The ability to degrade aromatic amines and m-toluate (Tdn+ phenotype), encoded by plasmid pTDN1, was lost from Pseudomonas putida hosts after subculture in benzoate, succinate, acetate and glucose minimal medium, the fastest rate of loss occurring where benzoate was the substrate. Tdn− cells had either lost the entire pTDN1 plasmid or suffered a recombinational deletion of a specific 26 kbp region. Proportional increase of Tdn− cells resulted from their growth-rate advantage, and additionally, where benzoate was the substrate, from its metabolism via the chromosomal ortho-cleavage pathway incorporating a short lag phase.

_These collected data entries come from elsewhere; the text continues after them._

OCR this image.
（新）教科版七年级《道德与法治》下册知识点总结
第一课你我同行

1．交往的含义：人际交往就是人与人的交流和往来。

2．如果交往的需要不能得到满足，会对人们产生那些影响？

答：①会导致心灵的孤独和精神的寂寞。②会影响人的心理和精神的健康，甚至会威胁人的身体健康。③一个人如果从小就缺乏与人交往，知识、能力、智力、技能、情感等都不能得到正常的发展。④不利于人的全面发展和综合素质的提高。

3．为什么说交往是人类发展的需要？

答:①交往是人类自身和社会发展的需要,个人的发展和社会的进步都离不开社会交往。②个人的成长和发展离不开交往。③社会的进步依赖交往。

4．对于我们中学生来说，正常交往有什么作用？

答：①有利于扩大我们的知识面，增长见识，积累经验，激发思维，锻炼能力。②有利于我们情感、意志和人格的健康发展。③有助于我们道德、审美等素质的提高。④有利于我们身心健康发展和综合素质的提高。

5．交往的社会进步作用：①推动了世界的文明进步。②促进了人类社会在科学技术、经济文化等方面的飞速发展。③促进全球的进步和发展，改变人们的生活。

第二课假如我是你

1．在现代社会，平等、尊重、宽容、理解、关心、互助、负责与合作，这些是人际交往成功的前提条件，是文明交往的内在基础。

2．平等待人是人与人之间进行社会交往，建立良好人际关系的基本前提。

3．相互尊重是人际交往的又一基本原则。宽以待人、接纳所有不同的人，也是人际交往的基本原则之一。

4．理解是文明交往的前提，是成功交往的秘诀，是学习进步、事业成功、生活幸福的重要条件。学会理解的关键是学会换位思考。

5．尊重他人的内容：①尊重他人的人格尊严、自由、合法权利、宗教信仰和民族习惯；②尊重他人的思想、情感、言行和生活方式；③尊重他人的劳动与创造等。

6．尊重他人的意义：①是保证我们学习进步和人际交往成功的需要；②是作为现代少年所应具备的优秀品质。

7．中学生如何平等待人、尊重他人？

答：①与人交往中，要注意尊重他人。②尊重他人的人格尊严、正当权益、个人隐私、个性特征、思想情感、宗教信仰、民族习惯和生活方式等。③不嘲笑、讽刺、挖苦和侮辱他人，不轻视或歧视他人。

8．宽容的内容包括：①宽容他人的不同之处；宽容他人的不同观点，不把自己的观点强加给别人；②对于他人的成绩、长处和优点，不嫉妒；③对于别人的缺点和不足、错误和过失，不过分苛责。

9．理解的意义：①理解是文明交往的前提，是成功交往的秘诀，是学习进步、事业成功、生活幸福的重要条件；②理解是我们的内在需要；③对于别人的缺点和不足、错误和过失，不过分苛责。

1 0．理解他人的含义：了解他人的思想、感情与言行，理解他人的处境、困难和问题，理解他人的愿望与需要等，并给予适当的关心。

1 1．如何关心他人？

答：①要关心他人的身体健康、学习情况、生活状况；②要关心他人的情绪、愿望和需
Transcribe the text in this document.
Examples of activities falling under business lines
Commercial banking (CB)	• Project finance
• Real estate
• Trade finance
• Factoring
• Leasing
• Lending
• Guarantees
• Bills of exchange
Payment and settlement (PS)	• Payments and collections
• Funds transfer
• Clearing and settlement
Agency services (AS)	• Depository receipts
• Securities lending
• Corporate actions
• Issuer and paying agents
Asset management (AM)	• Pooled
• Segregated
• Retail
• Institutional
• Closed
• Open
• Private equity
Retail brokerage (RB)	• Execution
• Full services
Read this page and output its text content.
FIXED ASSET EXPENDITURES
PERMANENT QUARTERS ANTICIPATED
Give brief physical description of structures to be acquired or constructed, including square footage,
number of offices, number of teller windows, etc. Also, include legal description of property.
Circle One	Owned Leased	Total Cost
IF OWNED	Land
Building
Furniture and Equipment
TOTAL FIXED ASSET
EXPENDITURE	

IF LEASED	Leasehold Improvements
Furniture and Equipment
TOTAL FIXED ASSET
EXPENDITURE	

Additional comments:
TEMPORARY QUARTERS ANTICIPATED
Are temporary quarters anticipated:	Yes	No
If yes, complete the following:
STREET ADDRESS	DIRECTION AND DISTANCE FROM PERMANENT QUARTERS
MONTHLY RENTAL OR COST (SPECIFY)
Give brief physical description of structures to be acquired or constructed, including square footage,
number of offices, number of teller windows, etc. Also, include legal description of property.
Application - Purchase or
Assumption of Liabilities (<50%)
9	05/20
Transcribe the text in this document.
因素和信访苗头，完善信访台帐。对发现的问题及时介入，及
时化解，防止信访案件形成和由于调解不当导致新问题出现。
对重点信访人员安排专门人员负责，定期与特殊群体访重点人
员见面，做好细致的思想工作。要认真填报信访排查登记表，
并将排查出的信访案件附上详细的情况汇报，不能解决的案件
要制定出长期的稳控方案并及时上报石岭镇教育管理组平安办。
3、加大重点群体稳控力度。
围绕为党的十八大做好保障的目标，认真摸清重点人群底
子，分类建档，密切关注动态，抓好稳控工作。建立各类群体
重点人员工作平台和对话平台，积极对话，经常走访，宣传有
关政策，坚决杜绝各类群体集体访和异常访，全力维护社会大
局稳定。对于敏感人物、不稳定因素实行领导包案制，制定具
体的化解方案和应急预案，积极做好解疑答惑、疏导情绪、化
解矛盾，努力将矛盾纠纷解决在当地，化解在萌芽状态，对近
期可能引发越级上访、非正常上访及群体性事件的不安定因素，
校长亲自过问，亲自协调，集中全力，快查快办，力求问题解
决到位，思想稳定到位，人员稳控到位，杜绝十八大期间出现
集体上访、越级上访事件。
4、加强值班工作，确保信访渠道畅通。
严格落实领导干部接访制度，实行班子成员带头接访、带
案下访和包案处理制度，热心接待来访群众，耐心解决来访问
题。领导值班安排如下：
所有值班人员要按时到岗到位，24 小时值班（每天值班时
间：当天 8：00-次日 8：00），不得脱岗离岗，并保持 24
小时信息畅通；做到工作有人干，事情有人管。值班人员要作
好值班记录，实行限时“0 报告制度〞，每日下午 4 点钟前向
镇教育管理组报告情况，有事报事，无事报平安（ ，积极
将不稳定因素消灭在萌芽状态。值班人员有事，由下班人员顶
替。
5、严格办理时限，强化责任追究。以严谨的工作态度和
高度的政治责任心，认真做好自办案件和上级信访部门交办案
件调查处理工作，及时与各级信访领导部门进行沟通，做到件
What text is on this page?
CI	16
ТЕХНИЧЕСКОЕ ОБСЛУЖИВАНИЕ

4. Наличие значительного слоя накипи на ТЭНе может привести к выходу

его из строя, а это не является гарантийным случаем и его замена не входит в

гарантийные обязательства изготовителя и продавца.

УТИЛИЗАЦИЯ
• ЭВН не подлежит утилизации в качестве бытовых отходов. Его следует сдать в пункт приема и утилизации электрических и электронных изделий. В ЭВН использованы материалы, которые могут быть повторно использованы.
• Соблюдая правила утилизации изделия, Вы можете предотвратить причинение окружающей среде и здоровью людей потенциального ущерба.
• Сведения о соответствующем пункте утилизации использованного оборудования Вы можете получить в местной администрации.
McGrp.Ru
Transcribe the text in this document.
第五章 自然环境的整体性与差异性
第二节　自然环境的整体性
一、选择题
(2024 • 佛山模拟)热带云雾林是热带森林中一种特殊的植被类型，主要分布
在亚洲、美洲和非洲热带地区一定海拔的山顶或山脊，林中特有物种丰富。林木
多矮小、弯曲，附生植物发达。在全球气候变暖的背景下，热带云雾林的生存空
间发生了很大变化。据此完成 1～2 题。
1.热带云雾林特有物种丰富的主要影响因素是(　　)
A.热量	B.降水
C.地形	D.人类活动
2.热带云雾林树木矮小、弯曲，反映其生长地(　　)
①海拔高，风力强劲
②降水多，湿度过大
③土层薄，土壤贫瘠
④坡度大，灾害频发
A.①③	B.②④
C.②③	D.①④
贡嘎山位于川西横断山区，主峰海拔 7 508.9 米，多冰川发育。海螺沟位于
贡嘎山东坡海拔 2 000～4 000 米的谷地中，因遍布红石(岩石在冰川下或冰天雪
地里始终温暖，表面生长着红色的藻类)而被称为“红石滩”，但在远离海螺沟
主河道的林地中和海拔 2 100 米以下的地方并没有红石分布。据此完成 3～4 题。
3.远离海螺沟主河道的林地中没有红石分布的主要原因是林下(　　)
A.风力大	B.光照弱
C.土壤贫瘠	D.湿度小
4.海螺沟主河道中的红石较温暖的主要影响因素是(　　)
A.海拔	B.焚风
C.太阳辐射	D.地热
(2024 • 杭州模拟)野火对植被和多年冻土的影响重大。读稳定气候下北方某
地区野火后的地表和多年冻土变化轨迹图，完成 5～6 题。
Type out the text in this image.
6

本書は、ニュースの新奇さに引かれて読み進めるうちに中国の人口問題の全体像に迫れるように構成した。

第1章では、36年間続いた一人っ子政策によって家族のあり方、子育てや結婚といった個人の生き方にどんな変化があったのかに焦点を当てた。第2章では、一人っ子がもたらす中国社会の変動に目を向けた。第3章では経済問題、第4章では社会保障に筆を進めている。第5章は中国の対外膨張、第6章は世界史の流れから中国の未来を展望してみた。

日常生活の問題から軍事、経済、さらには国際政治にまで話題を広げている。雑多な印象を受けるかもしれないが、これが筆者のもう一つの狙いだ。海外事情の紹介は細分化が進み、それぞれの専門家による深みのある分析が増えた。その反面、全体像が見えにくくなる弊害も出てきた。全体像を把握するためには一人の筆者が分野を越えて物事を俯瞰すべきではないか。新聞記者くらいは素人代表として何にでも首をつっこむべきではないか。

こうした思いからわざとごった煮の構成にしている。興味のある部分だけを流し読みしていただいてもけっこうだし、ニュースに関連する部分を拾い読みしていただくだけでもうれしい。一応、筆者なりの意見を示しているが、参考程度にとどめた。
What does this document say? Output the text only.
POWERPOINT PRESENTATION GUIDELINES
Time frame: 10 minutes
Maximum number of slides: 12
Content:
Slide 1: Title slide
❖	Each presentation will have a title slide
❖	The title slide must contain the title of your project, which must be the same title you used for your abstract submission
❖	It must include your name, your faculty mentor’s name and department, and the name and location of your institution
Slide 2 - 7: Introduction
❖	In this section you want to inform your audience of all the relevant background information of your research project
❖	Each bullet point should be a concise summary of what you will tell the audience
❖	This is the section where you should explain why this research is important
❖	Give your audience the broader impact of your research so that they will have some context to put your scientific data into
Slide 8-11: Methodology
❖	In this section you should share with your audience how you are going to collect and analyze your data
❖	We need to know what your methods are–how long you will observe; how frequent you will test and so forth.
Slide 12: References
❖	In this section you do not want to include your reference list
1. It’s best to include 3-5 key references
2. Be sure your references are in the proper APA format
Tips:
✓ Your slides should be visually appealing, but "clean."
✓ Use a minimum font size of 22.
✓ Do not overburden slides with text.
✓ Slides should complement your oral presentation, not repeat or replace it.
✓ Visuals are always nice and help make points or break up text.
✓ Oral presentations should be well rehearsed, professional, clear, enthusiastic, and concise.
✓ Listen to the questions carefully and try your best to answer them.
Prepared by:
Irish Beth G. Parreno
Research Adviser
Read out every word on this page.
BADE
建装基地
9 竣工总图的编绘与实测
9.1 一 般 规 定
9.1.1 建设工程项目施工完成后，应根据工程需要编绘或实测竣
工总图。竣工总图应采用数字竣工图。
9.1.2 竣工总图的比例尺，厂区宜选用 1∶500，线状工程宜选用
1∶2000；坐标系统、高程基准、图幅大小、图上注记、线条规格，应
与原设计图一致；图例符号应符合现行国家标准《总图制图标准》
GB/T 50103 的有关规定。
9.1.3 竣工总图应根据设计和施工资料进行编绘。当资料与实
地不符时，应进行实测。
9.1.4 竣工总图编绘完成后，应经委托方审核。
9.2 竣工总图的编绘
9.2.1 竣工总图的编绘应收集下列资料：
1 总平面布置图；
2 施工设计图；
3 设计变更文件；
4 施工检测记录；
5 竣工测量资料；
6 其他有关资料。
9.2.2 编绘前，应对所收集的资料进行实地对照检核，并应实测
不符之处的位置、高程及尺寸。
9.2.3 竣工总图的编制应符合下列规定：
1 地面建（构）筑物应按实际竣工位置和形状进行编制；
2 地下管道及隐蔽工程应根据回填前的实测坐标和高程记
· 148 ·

The ratio of whole plasmid loss to deletion was substrate and pH dependent. Deletion of catabolic genes was not required for loss of pTDN1 but by comparison was a prerequisite for loss of TOL plasmid pWW0. It appeared that m-toluate and benzoate were channelled via chromosomally encoded benzoate oxygenase and dihydroxycyclohexadiene carboxylate dehydrogenase prior to pTDN1 encoded meta-cleavage.